Mr. Seward to Mr. Adams
Sir: Your dispatch of the 1st of December, No. 1499, has been received. It contains your resignation of the office of envoy extraordinary and minister plenipotentiary to the United Kingdoms of Great Britain and Ireland, a proceeding for which you had kindly prepared the way in a previous informal correspondence.
The resignation will be accepted. I am charged, however, with the duty of saying that the President regrets profoundly the necessity which constrains you to retire from your important field of public service. If this regret is attended by less anxiety now than it would have been heretofore, it is only because you will leave the interests of the United States improved and rendered hopeful by sagacity, assiduity, and ability, which cannot fail to be universally acknowledged. Proceedings will be taken for the appointment of your successor within the period which you have indicated.

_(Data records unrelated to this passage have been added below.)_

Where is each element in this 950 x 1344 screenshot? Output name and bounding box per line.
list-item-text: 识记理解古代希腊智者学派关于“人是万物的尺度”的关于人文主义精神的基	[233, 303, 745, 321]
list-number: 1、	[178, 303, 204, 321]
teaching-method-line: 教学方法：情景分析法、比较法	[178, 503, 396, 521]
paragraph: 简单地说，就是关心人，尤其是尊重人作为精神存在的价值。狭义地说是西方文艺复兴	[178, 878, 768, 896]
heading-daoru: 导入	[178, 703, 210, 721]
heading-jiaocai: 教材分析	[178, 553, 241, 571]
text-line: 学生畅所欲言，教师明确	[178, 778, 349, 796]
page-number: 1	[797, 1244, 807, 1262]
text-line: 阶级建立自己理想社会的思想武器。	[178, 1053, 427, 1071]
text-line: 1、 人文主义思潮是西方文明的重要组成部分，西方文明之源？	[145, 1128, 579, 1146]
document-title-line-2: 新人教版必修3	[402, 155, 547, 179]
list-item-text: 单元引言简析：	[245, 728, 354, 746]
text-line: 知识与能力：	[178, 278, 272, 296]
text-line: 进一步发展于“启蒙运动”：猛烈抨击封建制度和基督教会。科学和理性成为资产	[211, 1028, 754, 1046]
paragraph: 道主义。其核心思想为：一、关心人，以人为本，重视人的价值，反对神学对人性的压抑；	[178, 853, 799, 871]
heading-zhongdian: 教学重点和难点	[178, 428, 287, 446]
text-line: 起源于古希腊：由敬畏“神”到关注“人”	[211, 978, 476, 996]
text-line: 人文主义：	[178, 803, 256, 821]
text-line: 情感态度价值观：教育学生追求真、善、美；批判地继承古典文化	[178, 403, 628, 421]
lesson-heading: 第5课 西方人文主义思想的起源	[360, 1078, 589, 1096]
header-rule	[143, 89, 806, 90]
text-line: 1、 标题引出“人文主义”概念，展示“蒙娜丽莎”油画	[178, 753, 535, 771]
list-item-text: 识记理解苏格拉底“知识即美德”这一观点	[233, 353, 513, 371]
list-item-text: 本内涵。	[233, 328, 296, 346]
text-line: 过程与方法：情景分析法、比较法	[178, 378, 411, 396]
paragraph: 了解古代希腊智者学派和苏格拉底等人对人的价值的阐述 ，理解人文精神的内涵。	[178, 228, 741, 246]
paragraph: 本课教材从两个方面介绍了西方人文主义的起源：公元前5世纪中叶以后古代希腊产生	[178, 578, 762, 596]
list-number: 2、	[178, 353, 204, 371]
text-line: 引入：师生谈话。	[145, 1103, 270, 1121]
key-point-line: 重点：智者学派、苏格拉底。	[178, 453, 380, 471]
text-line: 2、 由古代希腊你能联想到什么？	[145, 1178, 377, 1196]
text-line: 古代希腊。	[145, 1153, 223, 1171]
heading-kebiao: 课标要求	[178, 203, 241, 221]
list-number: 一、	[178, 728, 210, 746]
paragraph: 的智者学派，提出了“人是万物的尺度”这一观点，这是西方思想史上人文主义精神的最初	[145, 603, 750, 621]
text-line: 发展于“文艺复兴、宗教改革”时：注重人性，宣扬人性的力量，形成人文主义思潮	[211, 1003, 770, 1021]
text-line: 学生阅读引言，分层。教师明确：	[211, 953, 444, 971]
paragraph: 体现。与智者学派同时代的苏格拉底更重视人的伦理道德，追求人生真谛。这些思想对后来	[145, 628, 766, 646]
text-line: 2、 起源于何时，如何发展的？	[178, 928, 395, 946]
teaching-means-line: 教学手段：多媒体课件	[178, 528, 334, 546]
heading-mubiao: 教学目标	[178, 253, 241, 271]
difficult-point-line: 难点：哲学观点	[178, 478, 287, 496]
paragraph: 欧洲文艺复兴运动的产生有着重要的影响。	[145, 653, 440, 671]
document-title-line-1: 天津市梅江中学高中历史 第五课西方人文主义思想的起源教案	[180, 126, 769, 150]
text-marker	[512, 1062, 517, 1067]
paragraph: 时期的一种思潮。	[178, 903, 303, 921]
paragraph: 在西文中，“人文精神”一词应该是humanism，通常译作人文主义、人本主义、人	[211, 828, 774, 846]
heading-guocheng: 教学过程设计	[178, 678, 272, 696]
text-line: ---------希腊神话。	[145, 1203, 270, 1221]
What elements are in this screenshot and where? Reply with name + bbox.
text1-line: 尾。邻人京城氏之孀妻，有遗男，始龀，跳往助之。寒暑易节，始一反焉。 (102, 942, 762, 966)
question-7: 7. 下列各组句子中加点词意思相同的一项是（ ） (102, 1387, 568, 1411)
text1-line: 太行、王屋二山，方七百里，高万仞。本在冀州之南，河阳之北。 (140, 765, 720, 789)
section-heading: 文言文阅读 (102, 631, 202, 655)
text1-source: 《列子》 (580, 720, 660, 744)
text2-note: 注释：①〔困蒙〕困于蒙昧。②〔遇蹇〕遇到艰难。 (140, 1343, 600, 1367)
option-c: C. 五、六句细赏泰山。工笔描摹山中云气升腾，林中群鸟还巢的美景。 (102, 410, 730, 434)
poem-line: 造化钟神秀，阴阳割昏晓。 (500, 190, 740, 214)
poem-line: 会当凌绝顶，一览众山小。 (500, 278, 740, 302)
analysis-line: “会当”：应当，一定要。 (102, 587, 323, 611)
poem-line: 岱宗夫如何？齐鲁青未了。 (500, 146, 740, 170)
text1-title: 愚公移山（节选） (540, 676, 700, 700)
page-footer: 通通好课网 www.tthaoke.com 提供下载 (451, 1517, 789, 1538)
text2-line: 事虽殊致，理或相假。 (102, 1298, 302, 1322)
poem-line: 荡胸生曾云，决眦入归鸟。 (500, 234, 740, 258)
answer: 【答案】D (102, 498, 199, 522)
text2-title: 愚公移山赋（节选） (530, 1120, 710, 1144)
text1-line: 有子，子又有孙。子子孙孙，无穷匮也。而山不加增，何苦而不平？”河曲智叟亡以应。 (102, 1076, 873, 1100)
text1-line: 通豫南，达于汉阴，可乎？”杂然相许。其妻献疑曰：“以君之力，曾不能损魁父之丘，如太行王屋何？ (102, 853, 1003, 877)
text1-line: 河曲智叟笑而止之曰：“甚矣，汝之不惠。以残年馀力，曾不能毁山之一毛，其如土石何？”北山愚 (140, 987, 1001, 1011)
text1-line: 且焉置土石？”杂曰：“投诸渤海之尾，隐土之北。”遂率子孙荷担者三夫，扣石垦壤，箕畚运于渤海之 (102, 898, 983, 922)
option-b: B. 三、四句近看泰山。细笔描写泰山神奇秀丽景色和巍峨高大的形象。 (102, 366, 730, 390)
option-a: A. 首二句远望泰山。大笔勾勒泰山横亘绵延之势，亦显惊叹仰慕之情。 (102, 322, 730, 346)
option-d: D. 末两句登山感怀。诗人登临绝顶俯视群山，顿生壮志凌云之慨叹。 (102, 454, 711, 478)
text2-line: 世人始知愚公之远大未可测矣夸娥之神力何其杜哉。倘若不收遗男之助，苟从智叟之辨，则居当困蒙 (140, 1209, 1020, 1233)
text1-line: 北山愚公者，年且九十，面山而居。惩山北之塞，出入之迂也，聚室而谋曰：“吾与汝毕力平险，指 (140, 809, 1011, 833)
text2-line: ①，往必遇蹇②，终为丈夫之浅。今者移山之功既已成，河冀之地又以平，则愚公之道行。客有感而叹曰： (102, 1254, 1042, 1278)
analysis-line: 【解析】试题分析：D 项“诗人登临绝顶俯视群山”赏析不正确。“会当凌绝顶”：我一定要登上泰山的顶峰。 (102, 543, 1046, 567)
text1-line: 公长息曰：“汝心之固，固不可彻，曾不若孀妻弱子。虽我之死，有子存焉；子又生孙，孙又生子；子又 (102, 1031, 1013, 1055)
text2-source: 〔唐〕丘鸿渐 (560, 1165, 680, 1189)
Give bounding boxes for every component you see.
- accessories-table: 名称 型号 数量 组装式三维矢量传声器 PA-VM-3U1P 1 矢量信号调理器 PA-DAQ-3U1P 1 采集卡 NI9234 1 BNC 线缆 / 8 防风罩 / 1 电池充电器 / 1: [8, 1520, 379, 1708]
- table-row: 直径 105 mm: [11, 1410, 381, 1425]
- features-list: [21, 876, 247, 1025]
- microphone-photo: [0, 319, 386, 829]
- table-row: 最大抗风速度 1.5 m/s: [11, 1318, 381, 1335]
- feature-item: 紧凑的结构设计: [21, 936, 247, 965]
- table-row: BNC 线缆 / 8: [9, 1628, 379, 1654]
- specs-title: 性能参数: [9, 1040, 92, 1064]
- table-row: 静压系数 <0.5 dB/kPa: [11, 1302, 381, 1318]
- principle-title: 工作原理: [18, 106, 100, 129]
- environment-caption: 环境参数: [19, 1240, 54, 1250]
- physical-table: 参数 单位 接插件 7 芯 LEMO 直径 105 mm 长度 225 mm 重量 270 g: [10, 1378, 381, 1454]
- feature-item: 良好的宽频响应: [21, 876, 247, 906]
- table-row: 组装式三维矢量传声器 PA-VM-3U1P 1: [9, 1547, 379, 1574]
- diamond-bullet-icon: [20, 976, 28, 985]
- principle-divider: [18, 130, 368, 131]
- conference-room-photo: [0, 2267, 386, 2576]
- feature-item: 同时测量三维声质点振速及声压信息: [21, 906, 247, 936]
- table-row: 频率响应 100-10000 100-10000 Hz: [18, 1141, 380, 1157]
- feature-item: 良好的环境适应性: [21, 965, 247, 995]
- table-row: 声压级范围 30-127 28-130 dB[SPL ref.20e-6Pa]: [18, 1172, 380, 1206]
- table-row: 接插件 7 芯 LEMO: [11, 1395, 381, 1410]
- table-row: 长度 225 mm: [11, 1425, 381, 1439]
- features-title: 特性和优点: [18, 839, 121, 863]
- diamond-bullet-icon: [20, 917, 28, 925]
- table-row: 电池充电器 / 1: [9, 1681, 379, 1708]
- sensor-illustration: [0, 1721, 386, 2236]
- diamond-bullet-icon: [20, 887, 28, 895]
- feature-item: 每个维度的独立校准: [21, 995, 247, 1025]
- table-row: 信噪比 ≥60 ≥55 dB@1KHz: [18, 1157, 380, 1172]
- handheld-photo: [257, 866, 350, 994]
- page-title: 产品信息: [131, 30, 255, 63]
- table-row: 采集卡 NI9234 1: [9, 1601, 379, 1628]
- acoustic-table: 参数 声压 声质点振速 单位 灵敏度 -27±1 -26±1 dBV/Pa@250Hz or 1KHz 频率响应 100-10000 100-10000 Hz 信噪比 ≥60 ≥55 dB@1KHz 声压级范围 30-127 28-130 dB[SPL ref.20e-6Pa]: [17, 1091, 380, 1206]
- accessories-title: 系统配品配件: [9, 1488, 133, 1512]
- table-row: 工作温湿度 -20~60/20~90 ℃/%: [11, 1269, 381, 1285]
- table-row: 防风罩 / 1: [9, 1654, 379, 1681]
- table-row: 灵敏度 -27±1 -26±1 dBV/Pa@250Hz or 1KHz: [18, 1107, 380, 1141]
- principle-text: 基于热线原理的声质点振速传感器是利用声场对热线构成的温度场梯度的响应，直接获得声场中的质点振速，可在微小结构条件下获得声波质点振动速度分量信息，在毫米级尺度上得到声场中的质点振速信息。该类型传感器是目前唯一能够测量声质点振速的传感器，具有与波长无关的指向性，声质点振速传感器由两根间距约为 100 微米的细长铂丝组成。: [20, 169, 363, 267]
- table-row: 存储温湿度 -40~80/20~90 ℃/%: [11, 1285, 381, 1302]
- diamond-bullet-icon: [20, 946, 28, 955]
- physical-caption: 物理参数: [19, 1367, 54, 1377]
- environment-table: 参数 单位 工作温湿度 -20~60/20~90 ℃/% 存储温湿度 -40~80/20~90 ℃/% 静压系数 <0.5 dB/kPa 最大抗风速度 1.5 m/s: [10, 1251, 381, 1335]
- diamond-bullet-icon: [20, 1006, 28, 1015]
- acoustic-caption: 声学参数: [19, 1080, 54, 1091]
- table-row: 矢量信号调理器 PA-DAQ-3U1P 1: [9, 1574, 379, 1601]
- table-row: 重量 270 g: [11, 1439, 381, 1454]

The President indulges me with the privilege of expressing my personal feelings on the occasion. The official ties between us, which are now to be sundered, were formed in the darkest hour our country has ever known—darker, as I trust, than she is to know again in your lifetime or in my own. They have been continually subjected to such strains as few political relationships can endure. The memory of the association will be among the most cherished which will survive my own connection with the public affairs.
With earnest wishes for your future welfare and happiness, I remain, sir, your very obedient servant,
Charles Francis Adams, Esq., &c., &c., &c.